Rolando Santelices

Personal information
- Full name: David Rolando Santelices Rodríguez
- Date of birth: 23 March 1971 (age 55)
- Place of birth: Viña del Mar, Chile
- Height: 1.79 m (5 ft 10 in)
- Position: Forward

Youth career
- Estudiante Independiente
- Everton

Senior career*
- Years: Team / Apps / (Gls)
- 1991: Ñublense /  / (3)
- 1992–1993: Everton / 11 / (4)
- 1993: Palestino / 19 / (2)
- 1994: Everton / 18 / (5)
- 1995: LDU Quito / 14 / (8)
- 1995: Everton / 12 / (2)
- 1996: Deportes Melipilla / 19 / (3)
- 1999: Santiago Wanderers /  / (1)

Managerial career
- 2013: Provincial Marga Marga
- Everton (youth)
- 2014: Everton (assistant)

= Rolando Santelices =

Chilean footballer

David Rolando Santelices Rodríguez (born 23 March 1971), known as Rolando Santelices, is a Chilean football manager and former player who played as a forward. Santelices also played in Ecuador.

==Playing career==
As a youth player, Santelices was with club Estudiante Independiente before joining the Everton de Viña del Mar youth system. After becoming a free agent, he began his professional career with Ñublense in the Chilean second level in 1991.

The next season, he returned to Everton, also playing for them in 1994 and 1995 in the Chilean top division.

In 1995 he moved to Ecuador and joined Liga de Quito recommended by Luis Santibáñez, who had coached him in Everton. In that club, he coincided with his compatriot Adolfo Ovalle and made fourteen appearances with eight goals.

In his homeland, he also played for Palestino and Deportes Melipilla.

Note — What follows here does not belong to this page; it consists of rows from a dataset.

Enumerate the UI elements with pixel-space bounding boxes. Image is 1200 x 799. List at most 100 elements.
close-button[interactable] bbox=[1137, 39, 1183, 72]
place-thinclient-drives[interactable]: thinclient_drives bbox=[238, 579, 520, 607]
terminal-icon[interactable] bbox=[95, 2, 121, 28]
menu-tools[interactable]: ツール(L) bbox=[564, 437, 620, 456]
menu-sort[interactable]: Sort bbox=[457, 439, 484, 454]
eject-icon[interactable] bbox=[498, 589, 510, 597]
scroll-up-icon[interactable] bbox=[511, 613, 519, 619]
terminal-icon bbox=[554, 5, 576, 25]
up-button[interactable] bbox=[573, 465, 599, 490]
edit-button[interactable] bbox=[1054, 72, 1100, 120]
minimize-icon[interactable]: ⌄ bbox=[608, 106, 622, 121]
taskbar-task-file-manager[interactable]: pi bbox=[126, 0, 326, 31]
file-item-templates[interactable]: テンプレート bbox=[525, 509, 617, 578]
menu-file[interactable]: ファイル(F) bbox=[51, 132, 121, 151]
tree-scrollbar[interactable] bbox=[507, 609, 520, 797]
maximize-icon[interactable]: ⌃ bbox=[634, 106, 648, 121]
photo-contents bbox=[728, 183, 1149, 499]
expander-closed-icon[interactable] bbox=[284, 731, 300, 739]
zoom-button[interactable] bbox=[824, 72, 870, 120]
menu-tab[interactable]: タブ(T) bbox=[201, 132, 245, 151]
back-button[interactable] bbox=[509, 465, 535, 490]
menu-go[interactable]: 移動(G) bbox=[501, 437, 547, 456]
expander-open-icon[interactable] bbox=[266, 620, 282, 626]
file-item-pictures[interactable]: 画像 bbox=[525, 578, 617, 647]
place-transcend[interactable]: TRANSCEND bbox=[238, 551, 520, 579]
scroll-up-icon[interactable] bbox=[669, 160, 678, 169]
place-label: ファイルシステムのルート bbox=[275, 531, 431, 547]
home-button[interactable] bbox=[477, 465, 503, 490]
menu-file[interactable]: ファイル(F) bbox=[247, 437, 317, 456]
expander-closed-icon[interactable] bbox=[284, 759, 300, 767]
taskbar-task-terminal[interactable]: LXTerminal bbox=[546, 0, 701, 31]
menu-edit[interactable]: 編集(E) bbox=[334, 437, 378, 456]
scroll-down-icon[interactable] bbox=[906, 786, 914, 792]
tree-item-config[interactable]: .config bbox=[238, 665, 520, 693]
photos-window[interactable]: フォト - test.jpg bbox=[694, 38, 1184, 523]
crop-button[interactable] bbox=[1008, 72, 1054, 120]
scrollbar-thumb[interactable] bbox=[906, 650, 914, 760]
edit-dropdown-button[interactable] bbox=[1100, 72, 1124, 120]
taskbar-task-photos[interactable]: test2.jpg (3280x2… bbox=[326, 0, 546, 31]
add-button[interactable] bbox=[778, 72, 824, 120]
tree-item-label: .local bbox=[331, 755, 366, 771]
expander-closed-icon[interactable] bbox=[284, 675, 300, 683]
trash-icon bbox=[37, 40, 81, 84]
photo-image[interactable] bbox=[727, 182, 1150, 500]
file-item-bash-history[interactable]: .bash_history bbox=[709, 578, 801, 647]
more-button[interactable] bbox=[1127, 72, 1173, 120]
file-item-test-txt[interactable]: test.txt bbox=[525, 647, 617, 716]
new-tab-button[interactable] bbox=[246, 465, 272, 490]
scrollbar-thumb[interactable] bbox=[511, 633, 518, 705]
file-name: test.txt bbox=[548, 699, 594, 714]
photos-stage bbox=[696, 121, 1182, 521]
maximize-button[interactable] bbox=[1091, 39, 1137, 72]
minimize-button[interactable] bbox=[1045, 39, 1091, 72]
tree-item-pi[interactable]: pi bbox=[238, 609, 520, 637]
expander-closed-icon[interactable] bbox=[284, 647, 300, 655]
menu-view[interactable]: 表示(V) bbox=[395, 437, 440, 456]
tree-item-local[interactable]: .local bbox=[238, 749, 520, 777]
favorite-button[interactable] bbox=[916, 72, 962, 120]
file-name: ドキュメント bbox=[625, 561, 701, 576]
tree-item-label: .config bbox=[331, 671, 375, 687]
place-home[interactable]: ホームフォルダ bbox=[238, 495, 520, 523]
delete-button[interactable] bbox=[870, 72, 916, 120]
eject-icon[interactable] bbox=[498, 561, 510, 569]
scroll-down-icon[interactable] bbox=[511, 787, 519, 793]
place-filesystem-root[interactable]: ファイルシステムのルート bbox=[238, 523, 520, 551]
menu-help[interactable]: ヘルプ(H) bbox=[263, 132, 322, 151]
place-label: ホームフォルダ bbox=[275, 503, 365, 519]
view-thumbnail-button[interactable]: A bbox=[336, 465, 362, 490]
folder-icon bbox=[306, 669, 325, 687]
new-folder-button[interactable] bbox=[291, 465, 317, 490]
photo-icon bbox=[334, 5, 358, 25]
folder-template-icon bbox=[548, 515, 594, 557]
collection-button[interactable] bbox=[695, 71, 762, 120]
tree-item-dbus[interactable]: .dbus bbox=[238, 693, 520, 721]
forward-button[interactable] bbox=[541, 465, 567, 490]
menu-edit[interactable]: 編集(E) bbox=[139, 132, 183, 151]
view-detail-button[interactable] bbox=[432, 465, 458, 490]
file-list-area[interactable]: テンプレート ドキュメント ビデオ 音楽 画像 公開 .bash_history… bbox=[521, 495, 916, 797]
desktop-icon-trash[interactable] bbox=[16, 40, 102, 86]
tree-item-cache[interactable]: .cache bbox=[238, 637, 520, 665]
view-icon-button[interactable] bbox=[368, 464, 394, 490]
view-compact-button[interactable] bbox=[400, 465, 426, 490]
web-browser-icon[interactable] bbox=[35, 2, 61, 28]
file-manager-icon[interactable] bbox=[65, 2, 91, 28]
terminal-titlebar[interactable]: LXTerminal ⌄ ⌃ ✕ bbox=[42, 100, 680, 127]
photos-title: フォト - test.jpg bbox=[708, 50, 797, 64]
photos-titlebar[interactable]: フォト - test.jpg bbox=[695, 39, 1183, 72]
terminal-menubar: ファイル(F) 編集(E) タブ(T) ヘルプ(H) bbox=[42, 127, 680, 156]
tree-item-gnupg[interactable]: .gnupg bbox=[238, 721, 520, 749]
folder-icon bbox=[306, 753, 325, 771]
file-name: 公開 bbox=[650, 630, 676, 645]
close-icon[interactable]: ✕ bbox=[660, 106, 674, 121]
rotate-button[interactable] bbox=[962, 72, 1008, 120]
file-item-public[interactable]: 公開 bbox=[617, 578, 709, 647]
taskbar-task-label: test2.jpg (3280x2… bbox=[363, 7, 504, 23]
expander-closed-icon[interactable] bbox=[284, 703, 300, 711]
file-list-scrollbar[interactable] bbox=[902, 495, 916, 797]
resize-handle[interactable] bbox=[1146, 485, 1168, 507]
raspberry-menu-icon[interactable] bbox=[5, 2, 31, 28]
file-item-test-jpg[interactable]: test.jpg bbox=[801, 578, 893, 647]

His last club was Santiago Wanderers, the classic rival of Everton, in 1999, getting the promotion to the top division.

==Coaching career==
As a football manager, he led Provincial Marga Marga in the Chilean Tercera B.

The next season, he worked for the Everton youth system and served as one of the four assistants of the interim coach, Carlos Medina.

He also owns a football academy based in Valparaíso Sporting Club.

==Personal life==
His younger brother, Álex, also was a footballer who played for Everton and Santiago Wanderers.

Outside of football, he and his wife devote time in horseracing, a family passion from his grandfather of the same name, David.